Onun her romanının sonunda olduğu gibi evimize de sessizlik hakimdi. Evde sabun köpüğünden yapılmış iki baloncuk gibi usul usul uçuşuyor; ara sıra birbirimize dokunuyor, çok geçmeden uzaklaşıyor daha fazla yaşayabilmek için çabalıyorduk. Çok renkli, cıvıl cıvıl bir hayatımız da yoktu. Bırakın hayatımızı eşyalar, evin boyası filan renksizdi. Bence ikimizin gökyüzü bile griydi. Güneş oralarda yüzünü pek göstermiyordu. Nadiren güneş çıksa bile yağmur damlacıklarıyla birlikte cama yapışan tozlar ve sigara dumanından sararmış tüllerimiz onun ışıklarının içeri girmesine izin vermiyordu. Acaba buraya saklanarak gerçek yaratıcının hazırlayacağı sondan mı kaçıyorduk ? O bize sonumuzu göstermeden kendi ellerimizle mi hazırlayıp içine mi girmiştik, bilmiyorum...

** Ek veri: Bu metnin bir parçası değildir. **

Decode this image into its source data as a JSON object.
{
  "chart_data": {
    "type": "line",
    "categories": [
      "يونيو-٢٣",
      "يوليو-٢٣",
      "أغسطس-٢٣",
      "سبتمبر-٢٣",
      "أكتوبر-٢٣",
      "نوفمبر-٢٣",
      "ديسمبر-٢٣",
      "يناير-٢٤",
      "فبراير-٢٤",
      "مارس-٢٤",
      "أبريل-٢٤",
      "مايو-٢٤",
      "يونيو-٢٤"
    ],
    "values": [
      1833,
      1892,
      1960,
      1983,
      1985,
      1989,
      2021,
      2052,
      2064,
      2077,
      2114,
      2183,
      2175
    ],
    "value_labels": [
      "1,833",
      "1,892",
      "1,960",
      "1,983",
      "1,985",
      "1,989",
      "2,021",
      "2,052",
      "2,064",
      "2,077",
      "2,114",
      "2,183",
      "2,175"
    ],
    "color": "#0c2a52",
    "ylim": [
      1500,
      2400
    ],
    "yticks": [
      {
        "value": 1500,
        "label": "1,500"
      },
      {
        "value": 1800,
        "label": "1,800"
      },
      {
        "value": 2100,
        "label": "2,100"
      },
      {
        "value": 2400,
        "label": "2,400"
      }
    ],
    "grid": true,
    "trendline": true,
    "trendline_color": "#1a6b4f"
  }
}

Onunla buralara gelerek böyle yaşayacağımı hiç hayal etmemiştim. Yarınlara dair pek plan yapmayı sevmezdim. Kırılmasınlar diye pek hayal de kurmazdım. Kendi kendimi savururdum; kendi avucumun içindeki toz olup, kendim üflerdim ve kendim uçuşurdum.

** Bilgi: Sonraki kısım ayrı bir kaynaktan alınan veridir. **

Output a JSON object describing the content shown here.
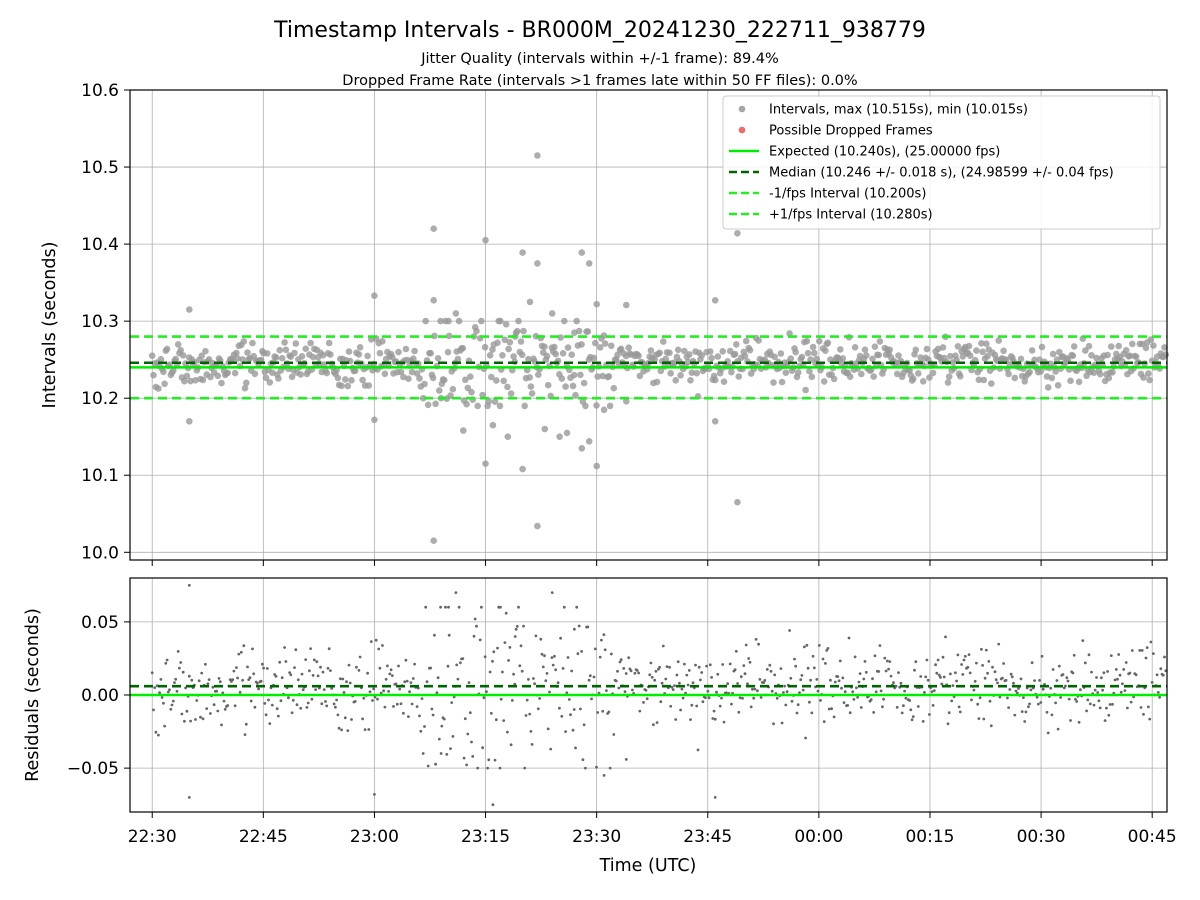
{
  "chart_data": {
    "type": "scatter",
    "title": "Timestamp Intervals - BR000M_20241230_222711_938779",
    "subtitles": [
      "Jitter Quality (intervals within +/-1 frame): 89.4%",
      "Dropped Frame Rate (intervals >1 frames late within 50 FF files): 0.0%"
    ],
    "xlabel": "Time (UTC)",
    "x_ticks": [
      "22:30",
      "22:45",
      "23:00",
      "23:15",
      "23:30",
      "23:45",
      "00:00",
      "00:15",
      "00:30",
      "00:45"
    ],
    "x_range": [
      "22:27",
      "00:47"
    ],
    "grid": true,
    "legend_position": "top-right",
    "top_panel": {
      "ylabel": "Intervals (seconds)",
      "ylim": [
        9.99,
        10.6
      ],
      "y_ticks": [
        "10.0",
        "10.1",
        "10.2",
        "10.3",
        "10.4",
        "10.5",
        "10.6"
      ],
      "scatter_color": "#999999",
      "reference_lines": [
        {
          "label": "Expected (10.240s), (25.00000 fps)",
          "y": 10.24,
          "color": "#00ee00",
          "style": "solid"
        },
        {
          "label": "Median (10.246 +/- 0.018 s), (24.98599 +/- 0.04 fps)",
          "y": 10.246,
          "color": "#006400",
          "style": "dashed"
        },
        {
          "label": "-1/fps Interval (10.200s)",
          "y": 10.2,
          "color": "#22ee22",
          "style": "dashed"
        },
        {
          "label": "+1/fps Interval (10.280s)",
          "y": 10.28,
          "color": "#22ee22",
          "style": "dashed"
        }
      ],
      "legend": [
        {
          "label": "Intervals, max (10.515s), min (10.015s)",
          "kind": "marker",
          "color": "#a6a6a6"
        },
        {
          "label": "Possible Dropped Frames",
          "kind": "marker",
          "color": "#f06a6a"
        },
        {
          "label": "Expected (10.240s), (25.00000 fps)",
          "kind": "solid",
          "color": "#00ee00"
        },
        {
          "label": "Median (10.246 +/- 0.018 s), (24.98599 +/- 0.04 fps)",
          "kind": "dashed",
          "color": "#006400"
        },
        {
          "label": "-1/fps Interval (10.200s)",
          "kind": "dashed",
          "color": "#22ee22"
        },
        {
          "label": "+1/fps Interval (10.280s)",
          "kind": "dashed",
          "color": "#22ee22"
        }
      ],
      "outliers": [
        {
          "t": "22:35",
          "v": 10.315
        },
        {
          "t": "22:35",
          "v": 10.17
        },
        {
          "t": "23:00",
          "v": 10.333
        },
        {
          "t": "23:00",
          "v": 10.172
        },
        {
          "t": "23:08",
          "v": 10.42
        },
        {
          "t": "23:08",
          "v": 10.327
        },
        {
          "t": "23:08",
          "v": 10.015
        },
        {
          "t": "23:09",
          "v": 10.2
        },
        {
          "t": "23:10",
          "v": 10.3
        },
        {
          "t": "23:11",
          "v": 10.31
        },
        {
          "t": "23:12",
          "v": 10.158
        },
        {
          "t": "23:15",
          "v": 10.405
        },
        {
          "t": "23:15",
          "v": 10.115
        },
        {
          "t": "23:16",
          "v": 10.165
        },
        {
          "t": "23:17",
          "v": 10.3
        },
        {
          "t": "23:18",
          "v": 10.15
        },
        {
          "t": "23:19",
          "v": 10.28
        },
        {
          "t": "23:20",
          "v": 10.389
        },
        {
          "t": "23:20",
          "v": 10.108
        },
        {
          "t": "23:21",
          "v": 10.325
        },
        {
          "t": "23:22",
          "v": 10.515
        },
        {
          "t": "23:22",
          "v": 10.034
        },
        {
          "t": "23:22",
          "v": 10.375
        },
        {
          "t": "23:23",
          "v": 10.16
        },
        {
          "t": "23:24",
          "v": 10.31
        },
        {
          "t": "23:25",
          "v": 10.15
        },
        {
          "t": "23:26",
          "v": 10.155
        },
        {
          "t": "23:27",
          "v": 10.285
        },
        {
          "t": "23:28",
          "v": 10.389
        },
        {
          "t": "23:28",
          "v": 10.135
        },
        {
          "t": "23:29",
          "v": 10.144
        },
        {
          "t": "23:29",
          "v": 10.375
        },
        {
          "t": "23:30",
          "v": 10.112
        },
        {
          "t": "23:30",
          "v": 10.322
        },
        {
          "t": "23:31",
          "v": 10.185
        },
        {
          "t": "23:34",
          "v": 10.321
        },
        {
          "t": "23:34",
          "v": 10.196
        },
        {
          "t": "23:46",
          "v": 10.327
        },
        {
          "t": "23:46",
          "v": 10.17
        },
        {
          "t": "23:49",
          "v": 10.414
        },
        {
          "t": "23:49",
          "v": 10.065
        }
      ]
    },
    "bottom_panel": {
      "ylabel": "Residuals (seconds)",
      "ylim": [
        -0.08,
        0.08
      ],
      "y_ticks": [
        "−0.05",
        "0.00",
        "0.05"
      ],
      "scatter_color": "#666666",
      "reference_lines": [
        {
          "y": 0.0,
          "color": "#00ee00",
          "style": "solid"
        },
        {
          "y": 0.006,
          "color": "#006400",
          "style": "dashed"
        }
      ]
    },
    "sampling": {
      "n_points": 820,
      "median": 10.246,
      "std": 0.018
    }
  }
}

Onu ilk gördüğüm zaman ağlıyordum, çok mutsuzdum. Kanatlarım uçmaktan yorulmuştu. Ara sıra konacak yer bulamadıktan sonra uçmanın da bir keyfi yoktu. Özgür olmayı seviyor, her zaman özgür olabilmek istiyor ama ara sıra daha büyük kanatları olan birinin kanatları altına sığınmak istiyordum. Isınmak, ağlamak, gülmek, ondan gitmek sonra bazen yine ona sığınmak istiyordum. Kimse ara sıra gelinen bir yer olmak istemiyordu. Kimse tenhalığı sevmiyordu. Aslında ben de sevmiyordum. Her neyse işte. Bir gün, bir parkta, bir bankta oturmuş ağlıyordum. O da karşımdaki banka oturmuş bana bakıp bakıp gülüyor, küçücük bir deftere bir şeyler karalıyordu. Gülmek bir insanda bu kadar mı eğreti dururdu! Bu arada onun tanınmış bir yazar olduğunu bilmiyordum. Eşofmanının üzerine kareli ceket giymiş olması ve anlamsız bir şapka takmış olması bile onu ele vermiyordu. Bana güldüğüne emin olduktan sonra kalkıp, karşısına dikilip, elindeki defteri çekip aldım. Gülmesi kesildi. Bunu yaptığım için bana saldırabilirdi de. O an bunu umursamamıştım. Yazdığı sayfayı buldum. Okudum: Ölü bir kadından bahsediyordu.Ölmeden önce ağlamaktan rimelleri yüzüne gözüne bulaşmış bir kadındı. Sırt üstü yere düşmüş, iri dalgalı, siyah saçları yere saçılmıştı. El bilekleri masumluğunu kanıtlarcasına havaya bakıyordu. (Kadının gözlerinin siyaha yakın kahverengi olduğunu da onunla birlikte olmaya başlayınca öğrenecektim.) Ağlamamı ölü bir kadının yüzüne oturtmuştu ve bununla eğleniyordu. Öfkeyle defteri yere fırlattım ve ilerledim. O da bir şey demeden yerden defterini alıp, peşimden gelerek bana yetişmiş ve beni kanatları altına almıştı. Yüzüme bulaşan rimellerimi de silmişti.
Onun limanında bu kadar nasıl kalabilmiştim? Onunla binlerce kilometre uzağa nasıl gelebilmiştim? Ama artık hayattan renklerimi geri almalıydım. En çok sevdiğim şekilde gökyüzümü de koyu laciverte boyamalıydım. Şehirlerimi turuncu ışıklarla aydınlatmalıydım. Dinlendikçe güçlenen kanatlarımla uçmanın vakti gelmişti yine. Bavulumu hazırladım.